La longue liste d'échecs de Starmer

Keir Starmer s'avère de plus en plus impopulaire

Le problème de Keir Starmer n'est pas un manque de vision. C'est qu'il a une vision complètement erronée.

Après les années turbulentes des conservateurs, le parti travailliste et les médias l’ont présenté comme une alternative ennuyeuse, bureaucratique et technocratique.

Mais près de deux ans plus tard, il est universellement détesté.

À chaque instant, Starmer a retourné contre lui même les partisans travaillistes les plus ardents. Des stades de football aux salles de fléchettes, tout le monde pense que « Keir Starmer est un branleur ».

Il a débuté son mandat en refusant d'abolir le plafond des allocations pour deux enfants et a maintenu 1,6 million d'enfants dans la pauvreté. Il a montré que les « arguments moraux en faveur du socialisme » qu’il avait promis lors de la campagne électorale n’étaient ni moraux ni socialistes.

Les succès se sont succédé tout au long de l'été. Le « blitz estival » des raids contre l’immigration a alimenté une extrême droite de plus en plus active et semé la peur parmi les migrants et les personnes noires et brunes.
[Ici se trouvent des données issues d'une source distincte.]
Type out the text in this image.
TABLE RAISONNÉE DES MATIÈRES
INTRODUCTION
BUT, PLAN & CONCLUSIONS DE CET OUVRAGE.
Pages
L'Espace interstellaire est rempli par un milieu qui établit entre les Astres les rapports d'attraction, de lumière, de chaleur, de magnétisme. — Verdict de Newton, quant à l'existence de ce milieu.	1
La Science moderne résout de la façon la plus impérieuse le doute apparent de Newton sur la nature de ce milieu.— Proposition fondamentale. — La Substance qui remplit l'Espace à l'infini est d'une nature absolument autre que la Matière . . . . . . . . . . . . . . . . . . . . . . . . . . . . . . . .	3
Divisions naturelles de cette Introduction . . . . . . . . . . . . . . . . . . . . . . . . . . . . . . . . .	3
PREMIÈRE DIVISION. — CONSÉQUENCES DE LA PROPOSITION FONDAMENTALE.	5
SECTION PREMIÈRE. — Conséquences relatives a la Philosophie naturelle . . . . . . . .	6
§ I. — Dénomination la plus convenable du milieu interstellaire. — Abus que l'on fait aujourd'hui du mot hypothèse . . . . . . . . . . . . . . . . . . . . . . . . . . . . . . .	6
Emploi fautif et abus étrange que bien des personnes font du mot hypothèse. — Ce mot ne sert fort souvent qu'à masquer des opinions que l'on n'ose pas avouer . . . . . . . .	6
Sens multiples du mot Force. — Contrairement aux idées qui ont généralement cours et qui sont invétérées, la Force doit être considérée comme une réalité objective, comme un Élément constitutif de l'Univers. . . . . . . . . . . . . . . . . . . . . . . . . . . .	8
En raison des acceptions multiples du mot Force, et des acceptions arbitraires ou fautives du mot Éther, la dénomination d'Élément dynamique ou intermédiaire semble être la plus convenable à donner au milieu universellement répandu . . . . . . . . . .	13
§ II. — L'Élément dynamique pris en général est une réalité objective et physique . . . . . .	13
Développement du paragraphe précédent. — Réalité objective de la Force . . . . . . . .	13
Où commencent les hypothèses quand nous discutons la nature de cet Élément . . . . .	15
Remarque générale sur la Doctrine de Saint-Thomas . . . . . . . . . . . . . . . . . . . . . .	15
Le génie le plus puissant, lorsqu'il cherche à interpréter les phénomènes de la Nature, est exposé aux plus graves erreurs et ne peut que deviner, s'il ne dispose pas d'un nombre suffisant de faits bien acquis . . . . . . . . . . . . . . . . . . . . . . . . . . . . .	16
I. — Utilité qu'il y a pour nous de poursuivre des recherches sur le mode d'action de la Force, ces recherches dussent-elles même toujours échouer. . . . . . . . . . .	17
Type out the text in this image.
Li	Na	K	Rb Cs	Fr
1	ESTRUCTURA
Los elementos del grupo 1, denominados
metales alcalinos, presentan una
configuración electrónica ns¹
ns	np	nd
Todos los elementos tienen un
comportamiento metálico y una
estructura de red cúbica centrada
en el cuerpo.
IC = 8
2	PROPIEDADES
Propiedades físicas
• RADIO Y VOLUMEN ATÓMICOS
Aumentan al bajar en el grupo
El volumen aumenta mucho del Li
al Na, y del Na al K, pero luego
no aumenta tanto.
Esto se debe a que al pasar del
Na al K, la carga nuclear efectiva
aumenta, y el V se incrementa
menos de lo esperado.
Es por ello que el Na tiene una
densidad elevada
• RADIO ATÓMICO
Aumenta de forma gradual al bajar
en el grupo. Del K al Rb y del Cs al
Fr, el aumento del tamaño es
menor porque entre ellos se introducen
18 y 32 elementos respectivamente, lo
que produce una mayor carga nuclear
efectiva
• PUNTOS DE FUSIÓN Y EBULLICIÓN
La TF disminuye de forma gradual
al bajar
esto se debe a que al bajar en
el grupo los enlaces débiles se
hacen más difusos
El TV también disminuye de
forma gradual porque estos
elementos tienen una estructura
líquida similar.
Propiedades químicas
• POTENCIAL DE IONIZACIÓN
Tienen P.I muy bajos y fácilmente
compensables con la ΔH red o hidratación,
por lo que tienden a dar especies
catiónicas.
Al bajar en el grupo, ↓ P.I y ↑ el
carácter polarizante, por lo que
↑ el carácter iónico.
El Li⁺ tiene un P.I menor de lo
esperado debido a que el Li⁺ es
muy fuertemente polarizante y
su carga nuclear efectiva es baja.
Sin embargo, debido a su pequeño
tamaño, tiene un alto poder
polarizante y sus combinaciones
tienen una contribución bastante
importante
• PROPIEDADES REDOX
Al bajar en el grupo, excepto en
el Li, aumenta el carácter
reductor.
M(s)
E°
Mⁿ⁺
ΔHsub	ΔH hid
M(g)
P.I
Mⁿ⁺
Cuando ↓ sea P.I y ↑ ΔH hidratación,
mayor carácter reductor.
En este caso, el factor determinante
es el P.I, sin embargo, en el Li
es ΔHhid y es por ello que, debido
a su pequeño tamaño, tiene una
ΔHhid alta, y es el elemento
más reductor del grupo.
À l’automne, les travaillistes ont supprimé les paiements du carburant en hiver. Cela a obligé des milliers de retraités à faire un « choix difficile » entre se chauffer et manger, tandis que Starmer bénéficiait de billets gratuits pour l’Emirates Stadium.

Le Premier ministre a ensuite jeté les personnes handicapées sous le bus en réduisant considérablement les allocations sociales et en promettant de « mettre fin à la fraude aux allocations ». Les travaillistes ont ensuite choisi les femmes trans comme prochaine cible en soutenant la décision transphobe de la Cour suprême.

Vint ensuite le fameux discours de Starmer sur « l'île des étrangers ». Dans son virage à droite peut-être le plus ouvert, il a colporté des mensonges racistes dans l’espoir de paraître « dur envers l’immigration ».

Il a prôné sans vergogne un racisme ignoble et misé sur la fausse idée d’une identité nationale pour tenter de renverser la tendance contre la montée de Nigel Farage.

Les mois suivants furent secoués par des scandales sur des scandales au sein du parti. Le tsar anti-corruption de Starmer a été jugé pour corruption. La ministre du Logement, Angela Rayner, était dans une situation délicate au sujet d'une résidence secondaire.

Peter Mandelson a été limogé pour ses liens avec le pédophile Jeffrey Epstein et le bras droit de Starmer, Morgan McSweeney, a été contraint de démissionner pour la même raison.

On pourrait penser que l’ancien avocat des droits de l’homme ne se rangerait pas du côté et ne collaborerait pas avec un État génocidaire qui commet sans vergogne un nettoyage ethnique.

Mais avant même d’être élu, Starmer a déclaré qu’Israël « avait le droit » de couper l’eau et l’électricité à Gaza et que ce n’était pas à lui de dire si quelque chose constituait « un génocide ou non ».

Sa loyauté envers l’impérialisme américain s’est accompagnée d’une répression des manifestations policières et de la liberté d’expression. Le bastion de la gauche britannique du siècle dernier supervise désormais l’un des gouvernements britanniques les plus autoritaires de tous les temps.

La colère est palpable et on peut s’attendre à ce que la crise du Parti travailliste devienne encore plus incontrôlable. Qu'il s'agisse de son dévouement au sionisme, de son racisme, de sa transphobie ou de son apparente haine de la classe ouvrière, il n'est pas étonnant que le parti travailliste de Starmer ait subi des défaites historiques lors des élections de la semaine dernière.

Au moins, nous pouvons dire qu’il a tenu sa promesse : « les choses empirent avant de s’améliorer ».